小説家としてもヒットを連発する豊田巧氏(筆者撮影)

豊田と奥村は、豊田がゲーム会社に勤務していた頃からの付き合いだ。「当時、豊田さんは会社で『狂犬』と言われていましたからね。頭が切れることは知っていたので、『鉄子のDNA』のような本を出すのはまったく不思議ではなかったのですが、小説を書いていると聞いてびっくりしました。そんな才能があったのかと」。奥村は驚いたのと同時に、豊田と一緒に仕事をしてみたくなった。そこで、ゲーム会社を退社した豊田にライトノベルを一緒に作ろうと声をかけてみたのだが、最初に出してきた豊田のコンセプトシートを見て、再度、驚いたという。

高校生が合法的に銃を撃つ、過激な案が採用に

そこに書かれていたのは、プロット・あらすじ・プロローグなど、一般的に小説家が出してくるアイデアだけではなかった。

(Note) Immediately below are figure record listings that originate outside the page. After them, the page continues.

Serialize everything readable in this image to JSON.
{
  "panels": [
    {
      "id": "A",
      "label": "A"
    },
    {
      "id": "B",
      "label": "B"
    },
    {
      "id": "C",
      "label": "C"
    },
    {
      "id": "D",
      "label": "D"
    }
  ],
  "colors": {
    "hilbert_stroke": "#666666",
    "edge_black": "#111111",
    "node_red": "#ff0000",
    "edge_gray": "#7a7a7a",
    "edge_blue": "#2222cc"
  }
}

宣伝畑が長い豊田ならではとしか言いようのない言葉が躍っていた。コンセプト、ターゲット層、マーケット予測、プロモーションプラン、ビジュアルの参考資料等々。奥村は直感した。これは楽しいことになりそうだ――。

豊田にしてみれば、当たり前の作業だった。新作を提案するときには必ず3案以上のプロットを用意することにしている。これは編集者の選択肢を増やすのみならず、自らのストックを貯めておくのに役立つからである。

このとき、出版社に出したのは4案。基本はライトノベルの太い層である中・高校生をターゲットにしていた。当時から自分の得意分野として鉄道を意識していた豊田の一押しは、ライトノベル市場ではやっていた部活ものに鉄道をかけあわせた日常系の無難な案だった。その逆に、冒険して楽しんだ案が「どうにかして高校生が合法的に銃をぶっぱなせないものかな。しかも鉄道で(笑)」という過激な発想から生まれた『RAIL WARS! -日本國有鉄道公安隊-』だった。驚いたことに、採用されたのはその最も過激な案だった。